Farmers use dangerous herbicides like Roundup, which contain glyphosate known to cause cancer – banned in some European countries – to ensure a good harvest.
Kenya’s Pest Control Products Board (PCPB), which is responsible for regulating the use of these products, did not respond to the BBC’s request for comment.
Up to 140 liters of water can be needed to produce one cup of coffee – including the water used to grow the plants.
But higher temperatures and changing rainfall patterns mean dwindling water supplies for coffee farmers in Kiambu County.
Farmer Joseph Kimani told the BBC that “river levels have dropped a lot” due to erratic weather, such as periods of drought and heavy rains.
He said that due to lack of rain, farmers are forced to use more river water.
But this increased reliance on river water, fueled by a lack of rainfall, could further strain an already limited water supply.
Although Mr. While Murigi acknowledges the increase in water use by coffee farmers, he denies that this is the reason the river is drying up.
However, with 23 coffee societies in this region, it is clear that a significant amount of water is used in the coffee growing process in Kiambu County.
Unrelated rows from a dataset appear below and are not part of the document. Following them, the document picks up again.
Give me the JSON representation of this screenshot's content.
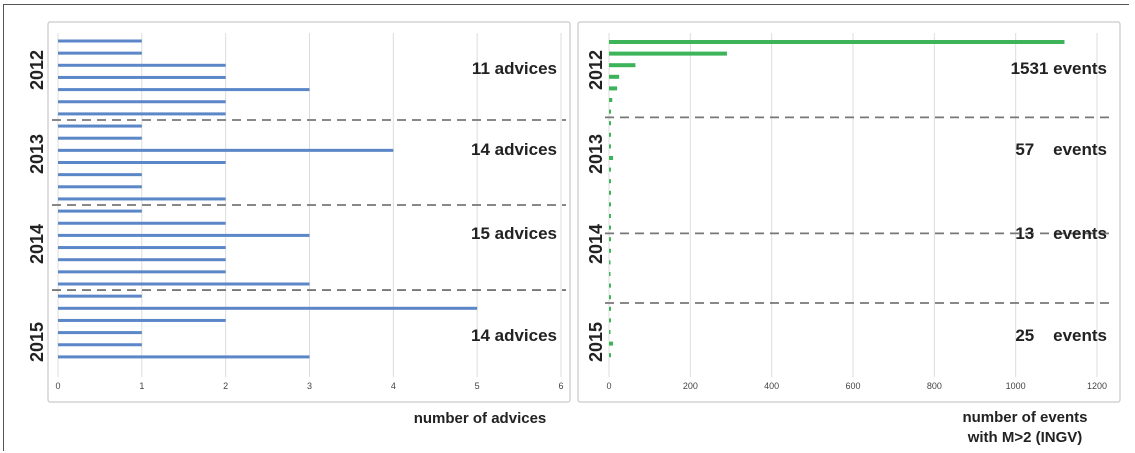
{
  "chart_data": [
    {
      "type": "bar",
      "orientation": "horizontal",
      "bar_color": "#5b86c8",
      "xlabel": "number of advices",
      "xlim": [
        0,
        6
      ],
      "xticks": [
        "0",
        "1",
        "2",
        "3",
        "4",
        "5",
        "6"
      ],
      "grid": true,
      "year_labels": [
        "2012",
        "2013",
        "2014",
        "2015"
      ],
      "group_annotations": [
        "11 advices",
        "14 advices",
        "15 advices",
        "14 advices"
      ],
      "values": [
        1,
        1,
        2,
        2,
        3,
        2,
        2,
        1,
        1,
        4,
        2,
        1,
        1,
        2,
        1,
        2,
        3,
        2,
        2,
        2,
        3,
        1,
        5,
        2,
        1,
        1,
        3
      ],
      "separators_after_index": [
        6,
        13,
        20
      ]
    },
    {
      "type": "bar",
      "orientation": "horizontal",
      "bar_color": "#3db35a",
      "xlabel": [
        "number of events",
        "with M>2 (INGV)"
      ],
      "xlim": [
        0,
        1200
      ],
      "xticks": [
        "0",
        "200",
        "400",
        "600",
        "800",
        "1000",
        "1200"
      ],
      "grid": true,
      "year_labels": [
        "2012",
        "2013",
        "2014",
        "2015"
      ],
      "group_annotations": [
        "1531 events",
        "57    events",
        "13    events",
        "25    events"
      ],
      "values": [
        1120,
        290,
        65,
        25,
        20,
        8,
        5,
        4,
        4,
        3,
        10,
        3,
        4,
        3,
        2,
        3,
        3,
        2,
        2,
        0,
        0,
        3,
        2,
        1,
        1,
        0,
        10,
        3
      ],
      "separators_after_index": [
        6,
        16,
        22
      ]
    }
  ]
}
Komothija’s story is not unique. As global temperatures and droughts increase, good coffee will be difficult to grow in all parts of the world.
Coffee can only be grown in the “coffee belt” – tropical regions around the world in areas that are usually between 1000m and 2000m above sea level.
In recent years, climate change has led to shortages in global coffee supplies and increases in coffee prices due to drought and crop failures in several key coffee-producing countries such as Brazil and Vietnam.
A survey by Fairtrade International, the organization behind the Fairtrade label, found that 93% of Kenyan coffee farmers are already feeling the effects of climate change.
The coffee industry in Kenya is a key source of employment, providing jobs for around 150,000 people.
To protect the industry, coffee farmers in areas such as Komothai are experimenting with climate adaptation techniques, such as planting trees to provide extra shade for the coffee plants.
Mr Murigi said that only by addressing the climate and economic challenges facing Kenyan coffee farmers can they have a sustainable future.
However, coffee farmers like Mr Macharia are pessimistic about the future of the industry.
“Right now, as things stand, I don’t think any parent wants their child growing coffee here,” he said.